Dünyada hukukun hümanist cephesinin törpülendiği, otoriterleşme eğiliminin yükseldiği, hukuk devletinin sonunun geldiği, düşman ceza hukuku uygulamalarının her geçen gün yeni taktiklerinin ortaya sürüldüğü, hedefe alınan kişilerin tehlikeliliği üzerinden yeni muhakeme modellerinin üretildiği, özgürlüğün korunması yerine her gün yenisi icad edilen risklerle mücadelenin önemsendiği bir çağda, artık devletin güvenlik için değil, güvenliğin devlet için gerekli olduğu kabul edilmektedir. Bu süreçte tüm toplumsal bağlarından yavaş yavaş koparılıp düzen karşısında yalnızlaştırılan bireylerin hukuki korumaya olan gereksinimleri her geçen gün biraz daha artmaktadır. Bu gereksinimle doğru orantılı olarak, avukatlara ve onların mesleki örgütlenmesi olan barolara duyulan güvenin de korunması gerekmektedir. Çünkü, avukatlar ve barolar, halkın hak arama özgürlüğünün güvencesini oluşturmaktadırlar. Avukatların, siyasi iktidarlara karşı halkın hak arama özgürlüğünü koruyabilmelerinin temel koşulu, kendi bağımsızlıklarını koruyabilmelerinden geçmektedir. Bunun için en güvenilir yol, dünyaya farklı da baksalar, tüm avukatların bir aradalığının korunmasıdır. Avukatlar arasındaki iletişimin hiç kopmaması, kopmasına izin verilmemesi gerekir.

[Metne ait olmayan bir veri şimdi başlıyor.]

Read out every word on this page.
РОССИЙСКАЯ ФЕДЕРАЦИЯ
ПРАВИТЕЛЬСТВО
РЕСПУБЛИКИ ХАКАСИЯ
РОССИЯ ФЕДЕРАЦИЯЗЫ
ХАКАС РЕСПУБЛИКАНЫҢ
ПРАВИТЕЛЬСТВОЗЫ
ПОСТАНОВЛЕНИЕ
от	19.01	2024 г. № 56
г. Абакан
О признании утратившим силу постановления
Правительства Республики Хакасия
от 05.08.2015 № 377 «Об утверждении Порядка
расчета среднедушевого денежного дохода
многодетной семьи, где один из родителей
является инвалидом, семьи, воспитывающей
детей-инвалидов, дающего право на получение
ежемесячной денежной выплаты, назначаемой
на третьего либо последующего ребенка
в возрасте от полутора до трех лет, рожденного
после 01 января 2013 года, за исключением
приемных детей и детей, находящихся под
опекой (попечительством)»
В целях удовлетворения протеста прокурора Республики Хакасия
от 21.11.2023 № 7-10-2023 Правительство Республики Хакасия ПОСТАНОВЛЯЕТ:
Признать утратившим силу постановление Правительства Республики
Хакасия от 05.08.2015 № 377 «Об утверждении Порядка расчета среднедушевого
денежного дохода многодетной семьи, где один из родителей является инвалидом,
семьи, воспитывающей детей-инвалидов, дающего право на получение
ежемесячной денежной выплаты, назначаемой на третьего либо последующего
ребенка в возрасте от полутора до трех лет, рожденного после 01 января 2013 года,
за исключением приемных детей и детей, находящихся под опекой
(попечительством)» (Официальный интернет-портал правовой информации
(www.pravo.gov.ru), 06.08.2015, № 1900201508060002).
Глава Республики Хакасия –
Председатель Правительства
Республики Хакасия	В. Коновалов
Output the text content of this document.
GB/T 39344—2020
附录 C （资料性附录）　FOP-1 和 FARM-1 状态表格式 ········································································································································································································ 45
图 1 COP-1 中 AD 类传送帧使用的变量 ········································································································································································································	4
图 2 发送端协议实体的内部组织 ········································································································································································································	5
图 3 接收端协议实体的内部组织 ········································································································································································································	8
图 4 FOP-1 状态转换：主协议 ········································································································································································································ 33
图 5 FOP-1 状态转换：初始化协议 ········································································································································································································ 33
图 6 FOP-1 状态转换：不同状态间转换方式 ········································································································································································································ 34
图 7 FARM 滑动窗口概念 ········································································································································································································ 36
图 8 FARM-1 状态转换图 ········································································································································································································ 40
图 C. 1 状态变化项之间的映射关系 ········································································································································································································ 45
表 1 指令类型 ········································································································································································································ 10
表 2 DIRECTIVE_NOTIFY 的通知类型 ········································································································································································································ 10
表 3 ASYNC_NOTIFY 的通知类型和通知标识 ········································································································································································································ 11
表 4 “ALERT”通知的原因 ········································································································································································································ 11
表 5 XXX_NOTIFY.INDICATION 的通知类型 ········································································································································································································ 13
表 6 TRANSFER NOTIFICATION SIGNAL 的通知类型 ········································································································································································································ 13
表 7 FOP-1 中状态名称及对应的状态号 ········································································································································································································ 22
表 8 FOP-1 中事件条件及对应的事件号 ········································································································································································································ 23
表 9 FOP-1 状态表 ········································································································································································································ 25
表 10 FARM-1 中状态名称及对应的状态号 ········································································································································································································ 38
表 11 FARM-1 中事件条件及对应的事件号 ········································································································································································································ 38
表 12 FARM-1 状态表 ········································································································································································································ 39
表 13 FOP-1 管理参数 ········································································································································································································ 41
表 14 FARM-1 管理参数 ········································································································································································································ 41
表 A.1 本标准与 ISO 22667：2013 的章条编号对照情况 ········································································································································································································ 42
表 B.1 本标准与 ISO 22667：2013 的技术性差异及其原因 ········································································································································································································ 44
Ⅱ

İHAM içtihatlarına bakıldığında da, örgütlenme özgürlüğünün, derneklere üye olmak kadar üye olmama hakkını da kapsadığının kabul edildiği görülür. Ancak, bu kuralın istisnaları da vardır. İşte, kamu kurumu niteliğindeki meslek örgütlerine üye olma zorunluluğunun getirilmesi, bu istisnalardan biridir. Kendimize dönersek, barolara üye olma zorunluluğunun, -tüm üyelerinin koruması ve üyelerin başka amaçlarla dernek kurma hakkının güvence altına alınması koşulları ile- örgütlenme hakkına engel olarak görülmediği anlaşılmaktadır. Örgütlenme özgürlüğü ihlal edilmedikçe konuya ilişkin uluslararası sözleşme hükümlerine aykırı düzenleme ve uygulama yapılmadıkça, meslek örgütlenmeleri ile ilgili olarak (hukuki niteliği ve statüsü, amaçları ve faaliyet alanları, üyelik koşulları vb) ulusal mevzuat ile belirleme yapılabilir. Çünkü, kamu kurumu niteliğini taşıyan meslek örgütleri, yalnızca üyelerinin menfaatlerini korumak ve mesleki dayanışma için değil, mesleğe kabul, mesleki eğitim ve denetim ile meslekten çıkarma gibi birtakım kamusal yetkilerin kullanılmasını gerektirir ve bu işlerin hukuk birliği içinde düzenlenip gerçekleştirilmesi gerekmektedir. Hem devletten, piyasa ve sermaye gücünden bağımsız, kendi bütçesini oluşturabilen, hem de işlev odaklı olması gereken, belli bir mesleği icra edenleri koruyup denetlerken toplumsal yararları da gözetmekle görevli olan bu kurumların, en önemli özelliği ise kendi hukuklarını kendilerinin üretmesidir. Bu tarihi özellik, avukatlık mesleğine dışardan müdahalede bulunularak yeniden biçim verilmesine engel oluşturmaktadır.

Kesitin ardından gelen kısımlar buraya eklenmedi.